At this time the PM on this project left the company, and whatever PM duties I hadn’t done yet, I took on until a replacement came in. Focus at this point was the big architectural change of configuration merge which the testing exposed, and pursuing some of the other short term changes that could get the product to ‘market,’ to build user base. Some teams already adopted the ‘headless’ product with engineering support, so it was essential to get the UI out and get traction- not strictly part of the UI design story, but if you have no users and no traction you cannot fix or extend the design. We got the MVP to a beta that we could open up.
Back to design tasks
A week or two later I was able to get back to addressing a few design tasks, some revised color and layout, and a high fidelity (HTML) mockup showing the complex fix header/fix first column scrolling behavior, and later some further studies for multiple baseline configurations– essentially how to keep the treatments or configs (columns) in the grid from getting out of hand. I think about two weeks after this we had a temporary, soon to be permanent PM online.
There were a few other design tasks related to alternate ways of managing multiple projects, but we didn’t get to testing before the contract end. The most notable task was a kind of vision statement for a comprehensive 1-stop place for deployment/rollouts and monitoring in the visual/structural context of microsoft’s upcoming redesign of azure. This wasn’t so much a bit of design as some ideas I’d been thinking about for a long time, quickly drafted.

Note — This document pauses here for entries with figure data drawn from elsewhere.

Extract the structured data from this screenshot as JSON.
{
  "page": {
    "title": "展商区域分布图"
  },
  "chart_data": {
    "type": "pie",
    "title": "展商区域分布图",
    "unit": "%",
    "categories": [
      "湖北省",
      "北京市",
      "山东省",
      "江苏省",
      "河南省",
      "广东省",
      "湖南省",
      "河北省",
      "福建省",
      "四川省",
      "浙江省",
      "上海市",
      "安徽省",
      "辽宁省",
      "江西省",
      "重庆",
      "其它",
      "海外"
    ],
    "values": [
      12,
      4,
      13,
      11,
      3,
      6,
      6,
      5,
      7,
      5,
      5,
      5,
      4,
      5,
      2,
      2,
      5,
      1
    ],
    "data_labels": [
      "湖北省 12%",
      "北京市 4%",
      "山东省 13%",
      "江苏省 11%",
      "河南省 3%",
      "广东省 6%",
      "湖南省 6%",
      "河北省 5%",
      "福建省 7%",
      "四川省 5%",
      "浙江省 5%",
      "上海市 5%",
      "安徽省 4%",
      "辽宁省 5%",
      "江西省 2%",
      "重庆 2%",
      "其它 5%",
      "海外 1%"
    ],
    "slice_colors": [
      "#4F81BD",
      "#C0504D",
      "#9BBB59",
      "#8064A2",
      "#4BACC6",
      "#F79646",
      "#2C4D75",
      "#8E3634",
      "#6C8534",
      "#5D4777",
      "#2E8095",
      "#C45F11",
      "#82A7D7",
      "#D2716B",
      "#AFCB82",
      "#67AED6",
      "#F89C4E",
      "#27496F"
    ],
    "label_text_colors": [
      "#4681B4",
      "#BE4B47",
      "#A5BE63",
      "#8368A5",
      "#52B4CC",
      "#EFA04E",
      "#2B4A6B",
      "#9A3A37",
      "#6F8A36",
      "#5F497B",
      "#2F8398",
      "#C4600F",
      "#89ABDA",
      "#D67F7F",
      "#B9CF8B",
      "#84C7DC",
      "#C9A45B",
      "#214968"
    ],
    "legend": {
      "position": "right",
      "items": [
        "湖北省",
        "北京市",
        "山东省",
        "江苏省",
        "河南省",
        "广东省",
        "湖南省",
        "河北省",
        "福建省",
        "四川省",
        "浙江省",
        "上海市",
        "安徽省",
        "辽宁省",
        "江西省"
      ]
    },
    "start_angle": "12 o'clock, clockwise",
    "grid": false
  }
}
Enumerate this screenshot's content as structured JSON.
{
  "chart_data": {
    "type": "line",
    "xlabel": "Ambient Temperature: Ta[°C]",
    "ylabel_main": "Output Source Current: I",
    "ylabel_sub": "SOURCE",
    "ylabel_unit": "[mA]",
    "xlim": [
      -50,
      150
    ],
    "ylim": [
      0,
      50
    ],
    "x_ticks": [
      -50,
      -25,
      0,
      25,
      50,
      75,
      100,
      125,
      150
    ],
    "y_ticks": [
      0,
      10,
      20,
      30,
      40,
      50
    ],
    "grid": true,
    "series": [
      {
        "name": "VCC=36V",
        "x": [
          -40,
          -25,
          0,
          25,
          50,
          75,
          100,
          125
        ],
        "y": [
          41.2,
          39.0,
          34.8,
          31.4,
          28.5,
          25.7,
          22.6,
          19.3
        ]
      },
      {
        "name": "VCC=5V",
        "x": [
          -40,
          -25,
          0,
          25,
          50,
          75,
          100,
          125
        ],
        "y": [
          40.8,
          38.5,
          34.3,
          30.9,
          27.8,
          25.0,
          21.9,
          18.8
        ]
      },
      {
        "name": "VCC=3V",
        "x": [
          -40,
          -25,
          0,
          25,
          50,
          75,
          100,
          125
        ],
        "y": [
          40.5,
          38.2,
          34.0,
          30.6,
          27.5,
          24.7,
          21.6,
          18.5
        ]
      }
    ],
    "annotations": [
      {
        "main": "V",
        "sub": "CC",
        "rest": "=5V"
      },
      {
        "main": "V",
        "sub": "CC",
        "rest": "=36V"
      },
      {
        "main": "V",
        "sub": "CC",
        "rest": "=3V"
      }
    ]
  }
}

Part of the TIP vision sketches
What did I accomplish?
The overall UX structure and underlying product structure I advocated for was validated and later fully realized in later versions. It was a sound design. I was able to persuade a divided engineering team to adopt a technical approach that led to a better customer experience. This product became a candidate for adoption across Microsoft. All teams at Skype adopted it, but we got adoption in some of the big MSFT teams like Office 365. Its pretty rare when the chance comes to make something you might use yourself.
At the end of the contract the PM team invited me to interview for a PM role, some time later the design team sent a similar invitation.